Politeknik: 2 yıldır çalışıyorsunuz. Bu 2 yılda biriken çalışmalarınız ve düzenlediğimiz 5 tane açık çağrılı forumunuz oldu. Danışma değil Da(ya)nışma Forumu diyorsunuz hatta. Düzenlediğiniz forumları nasıl değerlendiriyorsunuz?

Burçin: ‘Taban’ kelimesinin altını çizerek söylüyorum, forumlarda mümkün olan en geniş bileşenle bir tartışma zemini oluşturmaya çalışıyoruz. Genellikle forumlarımızı dayanışma içinde olduğumuz çalışmalardan arkadaşlarımızın katımılıyla yapmaya özen gösteriyoruz, bunun çok önemli olduğunu düşünüyoruz. Bu MDTH’nin mimarlığa ve birleşik mücadeleye bakışının yansıması aslında.

Berkay: Danışma, dayanışma arasında ki farkın dışardan da bakan biri olarak sizin tarafınızdan da anlaşılması güzel. Danışma Kurulu odaların yönetim kurulları tarafından düzenlenen, o kadar ki prosedürlü ve bürokratik bir şey ki…. Danışma kelimesi bir kere dikey hiyerarşiyi belirten bir anlam bizim için. Biz ise yan yanayız, “ dayanışıyoruz” diyoruz. Bir çalışma yapacaksak da herkes birlikte yapsın istiyoruz. Zaten bizim çağırımızda da vardı “bizimle birlikte bu yolda yürüyün”. Bütün bunların karşılığını da Dayanışma Forumları’nda aldığımızı düşünüyoruz.
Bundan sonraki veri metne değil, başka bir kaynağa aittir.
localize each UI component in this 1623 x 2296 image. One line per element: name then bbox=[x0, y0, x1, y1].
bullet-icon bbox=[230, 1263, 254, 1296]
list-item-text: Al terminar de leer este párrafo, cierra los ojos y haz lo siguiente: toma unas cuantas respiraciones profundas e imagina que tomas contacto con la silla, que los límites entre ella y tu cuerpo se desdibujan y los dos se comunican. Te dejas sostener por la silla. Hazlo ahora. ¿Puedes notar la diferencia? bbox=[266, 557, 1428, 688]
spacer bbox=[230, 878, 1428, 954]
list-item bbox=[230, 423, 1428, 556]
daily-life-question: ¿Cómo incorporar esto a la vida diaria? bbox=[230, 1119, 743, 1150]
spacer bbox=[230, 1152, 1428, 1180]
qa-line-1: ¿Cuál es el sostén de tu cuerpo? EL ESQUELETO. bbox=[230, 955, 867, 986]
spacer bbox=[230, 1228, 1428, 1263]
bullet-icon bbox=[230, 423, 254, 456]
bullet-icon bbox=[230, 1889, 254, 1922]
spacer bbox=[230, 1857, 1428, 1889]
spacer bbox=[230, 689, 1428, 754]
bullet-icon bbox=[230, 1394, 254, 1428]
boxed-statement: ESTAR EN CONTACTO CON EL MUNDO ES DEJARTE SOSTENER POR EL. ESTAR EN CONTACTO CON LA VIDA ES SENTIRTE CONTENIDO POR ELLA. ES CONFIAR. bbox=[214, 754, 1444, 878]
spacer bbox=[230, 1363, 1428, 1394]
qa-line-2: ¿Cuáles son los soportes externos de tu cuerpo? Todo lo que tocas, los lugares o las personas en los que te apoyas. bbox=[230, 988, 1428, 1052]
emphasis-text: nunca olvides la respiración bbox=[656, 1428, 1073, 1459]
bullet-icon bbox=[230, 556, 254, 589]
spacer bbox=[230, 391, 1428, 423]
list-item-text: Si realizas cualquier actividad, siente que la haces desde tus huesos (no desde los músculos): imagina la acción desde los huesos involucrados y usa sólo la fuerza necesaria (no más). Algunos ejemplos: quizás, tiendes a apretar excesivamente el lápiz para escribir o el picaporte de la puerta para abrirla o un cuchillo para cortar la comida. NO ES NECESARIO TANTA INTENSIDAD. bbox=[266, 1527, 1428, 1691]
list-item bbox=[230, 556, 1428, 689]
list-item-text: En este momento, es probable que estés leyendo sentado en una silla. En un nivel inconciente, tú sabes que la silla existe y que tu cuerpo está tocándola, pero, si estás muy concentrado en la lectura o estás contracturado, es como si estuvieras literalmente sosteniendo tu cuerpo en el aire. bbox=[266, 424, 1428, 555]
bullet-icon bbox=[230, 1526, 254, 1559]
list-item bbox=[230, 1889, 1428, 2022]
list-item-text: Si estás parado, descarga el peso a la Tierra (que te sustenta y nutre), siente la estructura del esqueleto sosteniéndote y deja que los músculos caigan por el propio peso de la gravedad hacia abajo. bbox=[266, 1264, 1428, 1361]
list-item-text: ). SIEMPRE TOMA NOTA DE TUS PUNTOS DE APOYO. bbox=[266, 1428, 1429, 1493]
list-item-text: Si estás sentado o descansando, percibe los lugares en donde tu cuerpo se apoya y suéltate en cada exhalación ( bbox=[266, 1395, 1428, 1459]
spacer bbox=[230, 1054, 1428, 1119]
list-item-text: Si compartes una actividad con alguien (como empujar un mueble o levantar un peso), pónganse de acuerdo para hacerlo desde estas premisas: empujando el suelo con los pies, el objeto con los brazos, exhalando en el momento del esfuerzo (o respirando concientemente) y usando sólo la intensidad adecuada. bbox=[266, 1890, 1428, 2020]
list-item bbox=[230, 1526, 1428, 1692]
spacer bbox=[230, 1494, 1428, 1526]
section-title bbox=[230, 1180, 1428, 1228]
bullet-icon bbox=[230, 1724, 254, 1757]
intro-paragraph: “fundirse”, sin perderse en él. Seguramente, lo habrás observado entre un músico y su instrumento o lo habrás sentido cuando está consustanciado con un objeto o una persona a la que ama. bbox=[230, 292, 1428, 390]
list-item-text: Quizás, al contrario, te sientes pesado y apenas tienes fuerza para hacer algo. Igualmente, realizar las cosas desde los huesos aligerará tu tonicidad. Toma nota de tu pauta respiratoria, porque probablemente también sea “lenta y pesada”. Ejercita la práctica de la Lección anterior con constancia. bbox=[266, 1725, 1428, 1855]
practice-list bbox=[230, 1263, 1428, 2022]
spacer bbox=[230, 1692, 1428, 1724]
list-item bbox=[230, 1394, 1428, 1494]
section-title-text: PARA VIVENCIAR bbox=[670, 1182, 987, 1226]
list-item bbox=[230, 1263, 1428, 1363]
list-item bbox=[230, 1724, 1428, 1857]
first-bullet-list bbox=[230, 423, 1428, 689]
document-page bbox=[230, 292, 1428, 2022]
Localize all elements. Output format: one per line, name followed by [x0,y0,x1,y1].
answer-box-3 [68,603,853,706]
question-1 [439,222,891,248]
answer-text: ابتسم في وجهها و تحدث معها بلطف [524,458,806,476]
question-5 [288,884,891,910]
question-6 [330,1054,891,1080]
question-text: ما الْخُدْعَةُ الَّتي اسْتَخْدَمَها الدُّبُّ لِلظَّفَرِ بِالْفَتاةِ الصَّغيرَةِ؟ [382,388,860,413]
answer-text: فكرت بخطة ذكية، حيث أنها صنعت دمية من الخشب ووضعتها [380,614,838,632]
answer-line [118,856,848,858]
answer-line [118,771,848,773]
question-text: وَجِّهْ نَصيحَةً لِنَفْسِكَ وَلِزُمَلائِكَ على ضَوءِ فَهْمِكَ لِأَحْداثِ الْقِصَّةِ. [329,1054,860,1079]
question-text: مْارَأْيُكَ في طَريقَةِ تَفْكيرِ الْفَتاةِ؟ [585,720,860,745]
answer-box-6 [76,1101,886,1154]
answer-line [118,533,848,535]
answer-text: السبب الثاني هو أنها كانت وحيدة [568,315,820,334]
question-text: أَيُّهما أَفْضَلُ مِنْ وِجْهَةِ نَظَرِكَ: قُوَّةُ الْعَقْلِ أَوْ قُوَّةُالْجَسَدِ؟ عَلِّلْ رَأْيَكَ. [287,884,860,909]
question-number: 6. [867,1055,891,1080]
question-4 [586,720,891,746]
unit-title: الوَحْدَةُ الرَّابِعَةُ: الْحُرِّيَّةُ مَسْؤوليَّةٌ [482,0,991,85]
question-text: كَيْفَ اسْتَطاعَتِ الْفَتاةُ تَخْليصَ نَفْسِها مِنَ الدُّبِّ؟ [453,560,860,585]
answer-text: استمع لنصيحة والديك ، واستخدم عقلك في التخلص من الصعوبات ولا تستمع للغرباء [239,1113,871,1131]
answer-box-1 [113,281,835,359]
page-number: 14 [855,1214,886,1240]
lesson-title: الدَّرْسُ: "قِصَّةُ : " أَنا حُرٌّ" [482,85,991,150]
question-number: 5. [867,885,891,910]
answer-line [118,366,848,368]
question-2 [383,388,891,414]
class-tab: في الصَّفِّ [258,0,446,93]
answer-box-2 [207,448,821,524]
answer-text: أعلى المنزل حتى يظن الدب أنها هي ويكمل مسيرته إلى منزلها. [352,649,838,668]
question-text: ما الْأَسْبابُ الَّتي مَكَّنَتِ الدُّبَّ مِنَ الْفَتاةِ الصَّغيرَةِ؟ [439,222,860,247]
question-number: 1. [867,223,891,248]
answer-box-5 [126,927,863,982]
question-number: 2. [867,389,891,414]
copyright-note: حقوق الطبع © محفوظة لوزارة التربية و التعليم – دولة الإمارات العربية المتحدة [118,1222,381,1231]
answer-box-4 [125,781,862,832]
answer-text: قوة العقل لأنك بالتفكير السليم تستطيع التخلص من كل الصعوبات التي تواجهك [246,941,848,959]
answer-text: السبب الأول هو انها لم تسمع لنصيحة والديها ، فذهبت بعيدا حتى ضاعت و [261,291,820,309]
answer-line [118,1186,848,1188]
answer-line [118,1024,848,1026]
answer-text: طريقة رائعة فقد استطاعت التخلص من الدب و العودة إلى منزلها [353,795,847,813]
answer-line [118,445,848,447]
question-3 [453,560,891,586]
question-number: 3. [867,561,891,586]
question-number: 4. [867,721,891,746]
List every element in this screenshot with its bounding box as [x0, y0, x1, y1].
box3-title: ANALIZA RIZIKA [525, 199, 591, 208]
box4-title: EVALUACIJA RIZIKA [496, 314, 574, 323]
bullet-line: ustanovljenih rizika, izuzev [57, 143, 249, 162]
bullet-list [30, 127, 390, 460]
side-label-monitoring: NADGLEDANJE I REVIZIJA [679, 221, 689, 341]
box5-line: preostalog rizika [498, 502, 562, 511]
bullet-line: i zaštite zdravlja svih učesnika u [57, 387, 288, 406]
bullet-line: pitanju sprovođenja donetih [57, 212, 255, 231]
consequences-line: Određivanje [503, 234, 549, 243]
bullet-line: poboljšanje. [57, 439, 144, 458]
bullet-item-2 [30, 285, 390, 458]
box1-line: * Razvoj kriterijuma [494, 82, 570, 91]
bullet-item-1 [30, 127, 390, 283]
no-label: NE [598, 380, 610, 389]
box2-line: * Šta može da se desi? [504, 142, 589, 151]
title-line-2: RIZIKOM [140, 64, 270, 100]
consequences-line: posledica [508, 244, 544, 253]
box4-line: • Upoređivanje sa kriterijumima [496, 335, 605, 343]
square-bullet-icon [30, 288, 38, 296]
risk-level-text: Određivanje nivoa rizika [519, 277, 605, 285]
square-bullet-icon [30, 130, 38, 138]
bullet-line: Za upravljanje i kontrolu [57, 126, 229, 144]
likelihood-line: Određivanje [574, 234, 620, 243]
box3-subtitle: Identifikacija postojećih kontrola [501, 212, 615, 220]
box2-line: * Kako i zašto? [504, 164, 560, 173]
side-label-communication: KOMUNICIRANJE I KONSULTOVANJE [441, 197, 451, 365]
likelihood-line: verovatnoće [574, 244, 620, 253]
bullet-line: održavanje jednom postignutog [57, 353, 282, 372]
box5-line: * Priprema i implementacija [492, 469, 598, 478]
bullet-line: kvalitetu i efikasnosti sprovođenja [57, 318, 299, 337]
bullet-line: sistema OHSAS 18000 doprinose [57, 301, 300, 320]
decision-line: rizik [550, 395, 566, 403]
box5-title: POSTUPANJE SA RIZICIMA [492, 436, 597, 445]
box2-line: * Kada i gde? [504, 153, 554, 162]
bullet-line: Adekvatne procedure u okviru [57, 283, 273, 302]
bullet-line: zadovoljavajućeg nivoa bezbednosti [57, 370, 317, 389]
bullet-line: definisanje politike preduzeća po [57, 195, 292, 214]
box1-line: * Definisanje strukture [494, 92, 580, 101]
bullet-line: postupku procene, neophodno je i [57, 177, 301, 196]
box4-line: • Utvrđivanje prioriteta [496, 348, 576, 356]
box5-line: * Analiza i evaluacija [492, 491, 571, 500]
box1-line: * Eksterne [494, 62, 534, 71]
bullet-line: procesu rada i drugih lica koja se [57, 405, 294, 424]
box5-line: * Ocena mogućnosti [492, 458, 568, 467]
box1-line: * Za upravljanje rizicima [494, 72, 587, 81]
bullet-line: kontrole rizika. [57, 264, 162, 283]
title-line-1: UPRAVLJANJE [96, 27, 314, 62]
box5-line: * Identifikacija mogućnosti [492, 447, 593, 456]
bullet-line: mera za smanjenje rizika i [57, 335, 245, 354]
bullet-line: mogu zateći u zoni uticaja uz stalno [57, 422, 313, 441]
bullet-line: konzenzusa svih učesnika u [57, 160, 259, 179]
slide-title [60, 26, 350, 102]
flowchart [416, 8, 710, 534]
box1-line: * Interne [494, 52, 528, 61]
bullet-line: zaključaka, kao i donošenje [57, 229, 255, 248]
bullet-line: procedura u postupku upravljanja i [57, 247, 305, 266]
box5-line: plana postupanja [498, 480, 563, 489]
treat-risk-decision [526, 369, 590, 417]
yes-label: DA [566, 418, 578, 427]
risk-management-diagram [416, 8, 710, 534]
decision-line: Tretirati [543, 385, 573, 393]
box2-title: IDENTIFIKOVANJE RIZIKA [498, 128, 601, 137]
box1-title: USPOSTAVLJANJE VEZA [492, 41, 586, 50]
Politeknik: 5. sini düzenlediğiniz Da(ya)nışma Forumu’nuz kalabalık ve başarılıydı. Mimarlar Odası’ndan ve genel kurul sürecinden beklentilerinizi tartıştınız. Nasıl bir ruh hali vardı ve ne gibi bir sonuç aldınız?

Deniz: Aslında, 5. dayanışma forumumuz diğerlerinden farklıydı. İlk dört forumu bütün disiplinlerden gelen, beraber yol yürüdüğümüz arkadaşlarımızla yürütmeyi seçmiştik. Ancak son forum Mimarlar Odası Genel Kurul süreci ile ilgili olduğu için daha özel olduğunu söyleyebiliriz. Aslında seçim bildirgemizi tartışmaya açmak istedik. Öte yandan 5 tane taslak önerge üretmiştik, son hale getirmek için dayanışma forumunda tartışmaya açarak sonucu genel kurula taşıyalım istedik. Forumu bu amaçla kurguladık, hem bildirgemizi hem taslak önergelerimizi tartışmaya açtığımız bir forum oldu diyebiliriz.

Mercan: Kendi başına konuşan iki mimar “oda bizden işsizken aidat alıyor” diyerek hayıflanırdı. Bu sorunla bir mimar tek başına mücadele edemez ama MDTH bu hayıflanmayı genel kurula taşımayı amaçladı. Bu tür konularda, verdiğimiz önergeler sayesinde sorunların üzerine parmak basıp konuşulmasını sağlayarak meslek ortamındaki tartışmalarla meslek odasını buluşturacağımızı, güzel sonuçlar elde edebileceğimize inanıyoruz.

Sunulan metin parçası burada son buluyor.